Lloyd McNeill does it differently. The professor, painter and world-renowned jazz-flutist formed an “enlightened quartet” around 1970 that was in tune with the political climate of the time and reflected the sonic components which were influencing Alice Coltrane, The Art Ensemble of Chicago and electric Miles Davis. Essentially classical music, dance, gospel, funk, soul, and blues. Similar to the contemporary ways that hip-hop, house, disco, boogie and techno keep merging and morphing into new forms. Charting new algorithms.

When you hear McNeill, who studied music theory and flute technique with Eric Dolphy, delivering his statement via flute on the iconic “Home Rule”, he’s got some girth, weight, and purpose behind it. Working within the determined groove extolled from Marshall Hawkins’ bass, Robert Gravatt’s drums and the electric piano magic by Eugene Rush. While the tone is somewhat celebratory it still casts off an air of perseverance through adversity.
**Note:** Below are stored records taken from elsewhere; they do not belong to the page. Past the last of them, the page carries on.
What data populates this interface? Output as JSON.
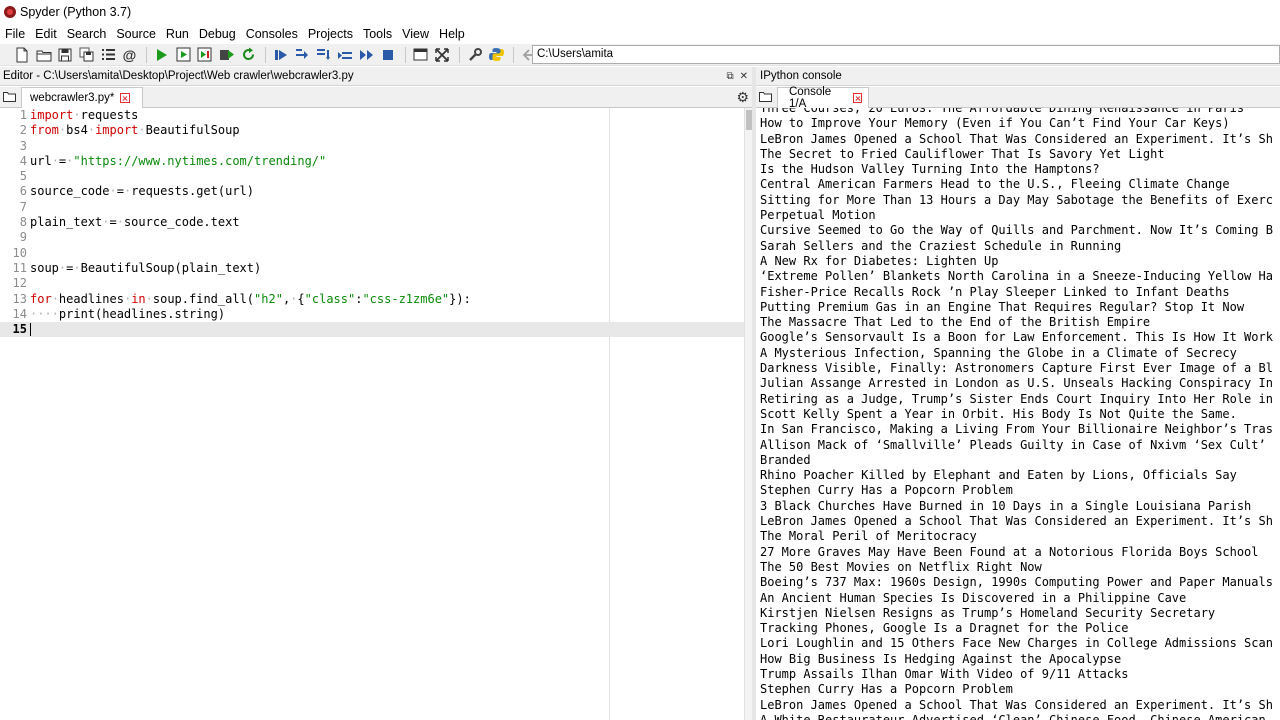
{
  "window": {
    "title": "Spyder (Python 3.7)"
  },
  "menu": [
    "File",
    "Edit",
    "Search",
    "Source",
    "Run",
    "Debug",
    "Consoles",
    "Projects",
    "Tools",
    "View",
    "Help"
  ],
  "toolbar": {
    "path": "C:\\Users\\amita"
  },
  "editor": {
    "header": "Editor - C:\\Users\\amita\\Desktop\\Project\\Web crawler\\webcrawler3.py",
    "tab_label": "webcrawler3.py*",
    "current_line": 15,
    "lines": [
      {
        "n": "1",
        "tokens": [
          {
            "t": "import",
            "c": "kw"
          },
          {
            "t": "·",
            "c": "ws"
          },
          {
            "t": "requests",
            "c": ""
          }
        ]
      },
      {
        "n": "2",
        "tokens": [
          {
            "t": "from",
            "c": "kw"
          },
          {
            "t": "·",
            "c": "ws"
          },
          {
            "t": "bs4",
            "c": ""
          },
          {
            "t": "·",
            "c": "ws"
          },
          {
            "t": "import",
            "c": "kw"
          },
          {
            "t": "·",
            "c": "ws"
          },
          {
            "t": "BeautifulSoup",
            "c": ""
          }
        ]
      },
      {
        "n": "3",
        "tokens": []
      },
      {
        "n": "4",
        "tokens": [
          {
            "t": "url",
            "c": ""
          },
          {
            "t": "·",
            "c": "ws"
          },
          {
            "t": "=",
            "c": ""
          },
          {
            "t": "·",
            "c": "ws"
          },
          {
            "t": "\"https://www.nytimes.com/trending/\"",
            "c": "str"
          }
        ]
      },
      {
        "n": "5",
        "tokens": []
      },
      {
        "n": "6",
        "tokens": [
          {
            "t": "source_code",
            "c": ""
          },
          {
            "t": "·",
            "c": "ws"
          },
          {
            "t": "=",
            "c": ""
          },
          {
            "t": "·",
            "c": "ws"
          },
          {
            "t": "requests.get(url)",
            "c": ""
          }
        ]
      },
      {
        "n": "7",
        "tokens": []
      },
      {
        "n": "8",
        "tokens": [
          {
            "t": "plain_text",
            "c": ""
          },
          {
            "t": "·",
            "c": "ws"
          },
          {
            "t": "=",
            "c": ""
          },
          {
            "t": "·",
            "c": "ws"
          },
          {
            "t": "source_code.text",
            "c": ""
          }
        ]
      },
      {
        "n": "9",
        "tokens": []
      },
      {
        "n": "10",
        "tokens": []
      },
      {
        "n": "11",
        "tokens": [
          {
            "t": "soup",
            "c": ""
          },
          {
            "t": "·",
            "c": "ws"
          },
          {
            "t": "=",
            "c": ""
          },
          {
            "t": "·",
            "c": "ws"
          },
          {
            "t": "BeautifulSoup(plain_text)",
            "c": ""
          }
        ]
      },
      {
        "n": "12",
        "tokens": []
      },
      {
        "n": "13",
        "tokens": [
          {
            "t": "for",
            "c": "kw"
          },
          {
            "t": "·",
            "c": "ws"
          },
          {
            "t": "headlines",
            "c": ""
          },
          {
            "t": "·",
            "c": "ws"
          },
          {
            "t": "in",
            "c": "kw"
          },
          {
            "t": "·",
            "c": "ws"
          },
          {
            "t": "soup.find_all(",
            "c": ""
          },
          {
            "t": "\"h2\"",
            "c": "str"
          },
          {
            "t": ",",
            "c": ""
          },
          {
            "t": "·",
            "c": "ws"
          },
          {
            "t": "{",
            "c": ""
          },
          {
            "t": "\"class\"",
            "c": "str"
          },
          {
            "t": ":",
            "c": ""
          },
          {
            "t": "\"css-z1zm6e\"",
            "c": "str"
          },
          {
            "t": "}):",
            "c": ""
          }
        ]
      },
      {
        "n": "14",
        "tokens": [
          {
            "t": "····",
            "c": "ws"
          },
          {
            "t": "print(headlines.string)",
            "c": ""
          }
        ]
      },
      {
        "n": "15",
        "tokens": []
      }
    ]
  },
  "console": {
    "header": "IPython console",
    "tab_label": "Console 1/A",
    "output": [
      "Three Courses, 20 Euros: The Affordable Dining Renaissance in Paris",
      "How to Improve Your Memory (Even if You Can’t Find Your Car Keys)",
      "LeBron James Opened a School That Was Considered an Experiment. It’s Sh",
      "The Secret to Fried Cauliflower That Is Savory Yet Light",
      "Is the Hudson Valley Turning Into the Hamptons?",
      "Central American Farmers Head to the U.S., Fleeing Climate Change",
      "Sitting for More Than 13 Hours a Day May Sabotage the Benefits of Exerc",
      "Perpetual Motion",
      "Cursive Seemed to Go the Way of Quills and Parchment. Now It’s Coming B",
      "Sarah Sellers and the Craziest Schedule in Running",
      "A New Rx for Diabetes: Lighten Up",
      "‘Extreme Pollen’ Blankets North Carolina in a Sneeze-Inducing Yellow Ha",
      "Fisher-Price Recalls Rock ’n Play Sleeper Linked to Infant Deaths",
      "Putting Premium Gas in an Engine That Requires Regular? Stop It Now",
      "The Massacre That Led to the End of the British Empire",
      "Google’s Sensorvault Is a Boon for Law Enforcement. This Is How It Work",
      "A Mysterious Infection, Spanning the Globe in a Climate of Secrecy",
      "Darkness Visible, Finally: Astronomers Capture First Ever Image of a Bl",
      "Julian Assange Arrested in London as U.S. Unseals Hacking Conspiracy In",
      "Retiring as a Judge, Trump’s Sister Ends Court Inquiry Into Her Role in",
      "Scott Kelly Spent a Year in Orbit. His Body Is Not Quite the Same.",
      "In San Francisco, Making a Living From Your Billionaire Neighbor’s Tras",
      "Allison Mack of ‘Smallville’ Pleads Guilty in Case of Nxivm ‘Sex Cult’",
      "Branded",
      "Rhino Poacher Killed by Elephant and Eaten by Lions, Officials Say",
      "Stephen Curry Has a Popcorn Problem",
      "3 Black Churches Have Burned in 10 Days in a Single Louisiana Parish",
      "LeBron James Opened a School That Was Considered an Experiment. It’s Sh",
      "The Moral Peril of Meritocracy",
      "27 More Graves May Have Been Found at a Notorious Florida Boys School",
      "The 50 Best Movies on Netflix Right Now",
      "Boeing’s 737 Max: 1960s Design, 1990s Computing Power and Paper Manuals",
      "An Ancient Human Species Is Discovered in a Philippine Cave",
      "Kirstjen Nielsen Resigns as Trump’s Homeland Security Secretary",
      "Tracking Phones, Google Is a Dragnet for the Police",
      "Lori Loughlin and 15 Others Face New Charges in College Admissions Scan",
      "How Big Business Is Hedging Against the Apocalypse",
      "Trump Assails Ilhan Omar With Video of 9/11 Attacks",
      "Stephen Curry Has a Popcorn Problem",
      "LeBron James Opened a School That Was Considered an Experiment. It’s Sh",
      "A White Restaurateur Advertised ‘Clean’ Chinese Food. Chinese-American"
    ]
  }
}
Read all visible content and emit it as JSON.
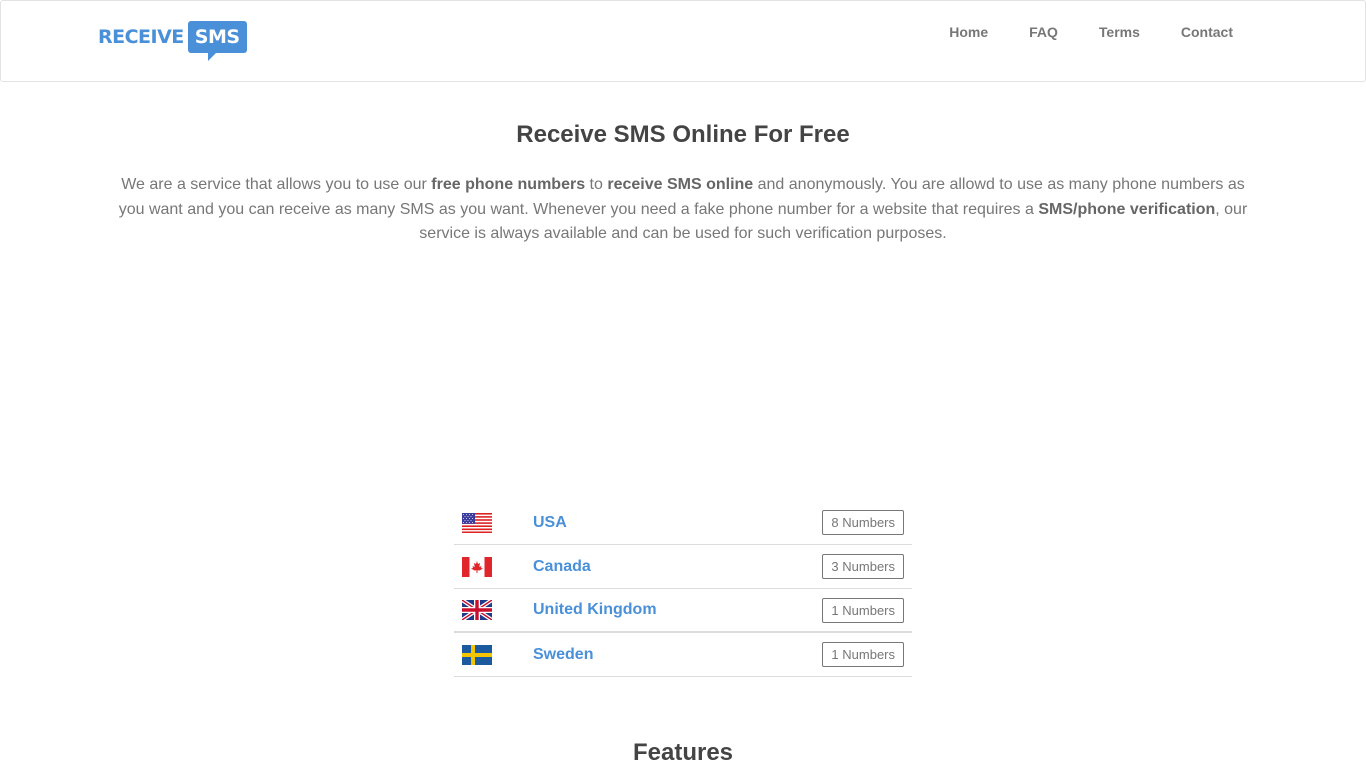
{
  "header": {
    "logo": {
      "text_left": "RECEIVE",
      "text_right": "SMS"
    },
    "nav": [
      {
        "label": "Home"
      },
      {
        "label": "FAQ"
      },
      {
        "label": "Terms"
      },
      {
        "label": "Contact"
      }
    ]
  },
  "main": {
    "title": "Receive SMS Online For Free",
    "intro": {
      "p1": "We are a service that allows you to use our ",
      "b1": "free phone numbers",
      "p2": " to ",
      "b2": "receive SMS online",
      "p3": " and anonymously. You are allowd to use as many phone numbers as you want and you can receive as many SMS as you want. Whenever you need a fake phone number for a website that requires a ",
      "b3": "SMS/phone verification",
      "p4": ", our service is always available and can be used for such verification purposes."
    },
    "countries": [
      {
        "name": "USA",
        "flag": "us-flag-icon",
        "count": "8 Numbers"
      },
      {
        "name": "Canada",
        "flag": "canada-flag-icon",
        "count": "3 Numbers"
      },
      {
        "name": "United Kingdom",
        "flag": "uk-flag-icon",
        "count": "1 Numbers"
      },
      {
        "name": "Sweden",
        "flag": "sweden-flag-icon",
        "count": "1 Numbers"
      }
    ],
    "features_heading": "Features"
  },
  "colors": {
    "brand": "#4a90d9",
    "heading": "#444444",
    "text": "#777777"
  }
}
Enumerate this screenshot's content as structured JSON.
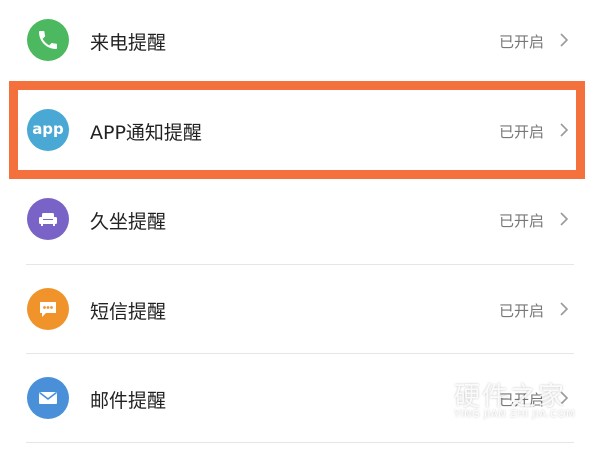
{
  "items": [
    {
      "label": "来电提醒",
      "status": "已开启",
      "icon": "phone-icon",
      "icon_color": "#4cb85f"
    },
    {
      "label": "APP通知提醒",
      "status": "已开启",
      "icon": "app-icon",
      "icon_text": "app",
      "icon_color": "#4aa9d4"
    },
    {
      "label": "久坐提醒",
      "status": "已开启",
      "icon": "sofa-icon",
      "icon_color": "#7a63c6"
    },
    {
      "label": "短信提醒",
      "status": "已开启",
      "icon": "message-icon",
      "icon_color": "#f0932b"
    },
    {
      "label": "邮件提醒",
      "status": "已开启",
      "icon": "mail-icon",
      "icon_color": "#4a90d9"
    }
  ],
  "highlight_color": "#f4713d",
  "watermark": {
    "name": "硬件之家",
    "subtitle": "YING JIAN ZHI JIA.COM"
  }
}
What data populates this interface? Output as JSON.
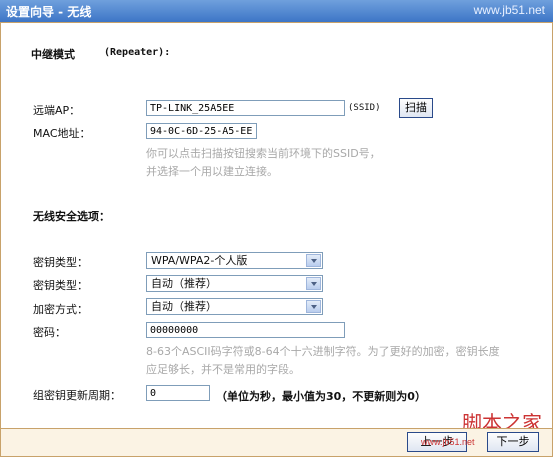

“Washington Suite”, which is being re-issued by Soul Jazz Records, was originally commissioned as a piece of music for the Capital Ballet Company, in Washington, DC. The illusory veneer of “2504 Cliffbourne Pl.” and the magisterial 16 minute “City Triptych” displays McNeill’s compositional aptitude. Yet it’s the ever-present rhythmic indentation of “Just 71% Moor” and “Home Rule” that has kept this record on playlists from the downtempo/acid jazz moments of the early 1990’s to the present.

Very nice, tasteful playing by all involved. It isn't really much of a super virtuosic album, or at least they don't seem overly inclined to show it off too much, but with this sort of sound, I prefer that. A lot of it seems to be about the groove to me and I'm all for it because they lay out some pretty nice ones. If anything, maybe some of the tracks linger a little too long and as good as these grooves are, I sometimes wish there was just one step up they could've taken it before going back to the theme, but this is overall a very pleasant listen that'll put you in a good mood.